Sonnenstich ist eine der Formen des Hitzschlags, die alle Situationen bezeichnet, in denen die Person plötzlich hohes Fieber hat (Körpertemperatur größer oder gleich 40). Wir sprechen von Sonnenstich, wenn dieser Hitzschlag auf längere Sonneneinstrahlung ohne Hut oder Sonnenschirm zurückzuführen ist. Sonnenstich betrifft hauptsächlich kleine Kinder, ältere Menschen und Menschen mit fragiler Gesundheit. Es kommt zu verschiedenen Symptomen: plötzlicher Anstieg der Körpertemperatur, Kopfschmerzen, Übelkeit, Erbrechen, Krämpfe, Schwindel, starker Austrocknung und manchmal Bewusstlosigkeit. Sonnenstich ist ein medizinischer Notfall, bei Bedarf kann die Person kardiale, neurologische, renale Folgen haben oder sogar ins Koma fallen.
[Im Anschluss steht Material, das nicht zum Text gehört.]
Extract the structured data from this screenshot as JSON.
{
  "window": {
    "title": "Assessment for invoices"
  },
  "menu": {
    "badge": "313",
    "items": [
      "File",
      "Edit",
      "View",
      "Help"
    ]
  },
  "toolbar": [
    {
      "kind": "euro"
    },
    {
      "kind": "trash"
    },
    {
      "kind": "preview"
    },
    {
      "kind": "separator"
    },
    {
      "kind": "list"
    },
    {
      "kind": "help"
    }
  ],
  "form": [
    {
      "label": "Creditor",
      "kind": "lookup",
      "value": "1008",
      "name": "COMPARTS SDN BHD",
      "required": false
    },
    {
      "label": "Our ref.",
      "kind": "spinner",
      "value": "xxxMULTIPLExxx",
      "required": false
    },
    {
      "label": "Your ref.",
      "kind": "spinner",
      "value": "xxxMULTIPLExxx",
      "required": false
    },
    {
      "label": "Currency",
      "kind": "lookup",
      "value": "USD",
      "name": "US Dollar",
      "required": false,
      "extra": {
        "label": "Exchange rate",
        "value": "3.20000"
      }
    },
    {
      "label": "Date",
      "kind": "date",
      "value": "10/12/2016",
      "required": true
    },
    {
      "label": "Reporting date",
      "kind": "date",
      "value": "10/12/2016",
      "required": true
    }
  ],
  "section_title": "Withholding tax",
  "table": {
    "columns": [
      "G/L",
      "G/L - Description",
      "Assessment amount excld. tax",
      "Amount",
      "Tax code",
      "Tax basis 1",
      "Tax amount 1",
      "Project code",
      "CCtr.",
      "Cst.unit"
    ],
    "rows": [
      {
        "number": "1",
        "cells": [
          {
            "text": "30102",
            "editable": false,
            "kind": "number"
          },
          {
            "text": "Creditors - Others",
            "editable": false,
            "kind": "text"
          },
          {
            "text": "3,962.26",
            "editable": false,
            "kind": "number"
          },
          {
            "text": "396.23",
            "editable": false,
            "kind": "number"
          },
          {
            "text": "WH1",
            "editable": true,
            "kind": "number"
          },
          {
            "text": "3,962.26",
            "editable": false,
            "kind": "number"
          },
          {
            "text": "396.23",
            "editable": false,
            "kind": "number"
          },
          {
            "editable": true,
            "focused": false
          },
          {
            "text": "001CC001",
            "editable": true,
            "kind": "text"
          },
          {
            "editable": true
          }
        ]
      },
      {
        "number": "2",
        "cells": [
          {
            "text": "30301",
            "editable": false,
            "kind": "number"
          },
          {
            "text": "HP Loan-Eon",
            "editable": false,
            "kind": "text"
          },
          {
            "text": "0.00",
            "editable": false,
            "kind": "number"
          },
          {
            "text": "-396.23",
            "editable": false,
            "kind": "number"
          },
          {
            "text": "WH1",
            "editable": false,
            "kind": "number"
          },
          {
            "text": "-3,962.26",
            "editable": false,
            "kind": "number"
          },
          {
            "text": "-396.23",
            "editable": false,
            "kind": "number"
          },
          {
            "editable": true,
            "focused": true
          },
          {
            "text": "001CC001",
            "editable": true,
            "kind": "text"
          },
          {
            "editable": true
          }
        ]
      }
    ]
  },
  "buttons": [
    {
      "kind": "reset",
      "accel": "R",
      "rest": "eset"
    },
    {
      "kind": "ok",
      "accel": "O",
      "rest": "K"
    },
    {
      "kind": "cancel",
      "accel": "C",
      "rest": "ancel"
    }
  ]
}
Daher ist eine schnelle medizinische Versorgung erforderlich.

Lesen Sie auch: Hodenblasen: Schmerzen und Risiken …

Wie schützt man sich vor Hitzschlag durch die Sonne?

Es ist möglich, sich vor dem Risiko eines Sonnenstichs zu schützen, indem Sie einige einfache Vorsichtsmaßnahmen beachten:

- Vermeiden Sie Sonneneinstrahlung, wenn es sehr heiß ist, dh zwischen 12 und 16 Stunden, oder über einen längeren Zeitraum. Dies gilt auch für Personen, die sich bei heißem Wetter im Auto aufhalten.

- Sie müssen Ihren Kopf mit einem Hut oder einer Mütze, einem Sonnenschirm, schützen.

- Denken Sie bei heißem Wetter daran, sich ausreichend mit Feuchtigkeit zu versorgen (1, 5 bis 2 Liter Wasser pro Tag). Tragen Sie keine enge oder synthetische Kleidung, die das Atmen der Haut verhindert.

- Die Athleten müssen es vermeiden, sich in den heißesten Stunden des Tages mehr anzustrengen.

Hydrocution, was ist das?

Wenn es sehr heiß ist, kann es sehr verlockend sein, sich im Schwimmbad oder im Meer abzukühlen, was jedoch nicht ungefährlich ist. In der Tat hat der Körper nach einer Exposition bei voller Sonne oder einer langen Fahrt bei heißem Wetter einen Temperaturanstieg erlebt, der viel höher ist als der des Wassers, mit dem er plötzlich konfrontiert ist: dieser Thermoschock Die so genannte Hydrokution führt zu einer deutlichen Verlangsamung des Herzens und damit zu einem hohen Risiko der Bewusstlosigkeit. Bewusstlosigkeit im Wasser führt zum Ertrinken. Kurz vor der Ohnmacht leidet die Person unter Schüttelfrost, starken Angstzuständen, Seh- und Hörstörungen, Schwindel oder Krämpfen.

Wie verhindert man eine Hydrokution?

Durch Befolgen der folgenden Anweisungen kann ein Hydrocution vermieden werden:

- Springen Sie nicht ins Wasser, sondern treten Sie langsam ein, nachdem Sie den Nacken, den Brustkorb, benetzt haben.

- Setzen Sie sich nicht der Sonne aus, wenn Sie als nächstes schwimmen möchten.

- Seien Sie beim Schwimmen begleitet.

- Trinken Sie vor dem Schwimmen keinen Alkohol, da dies die Blutgefäße erweitert und somit das Risiko einer Hydrokution erhöht.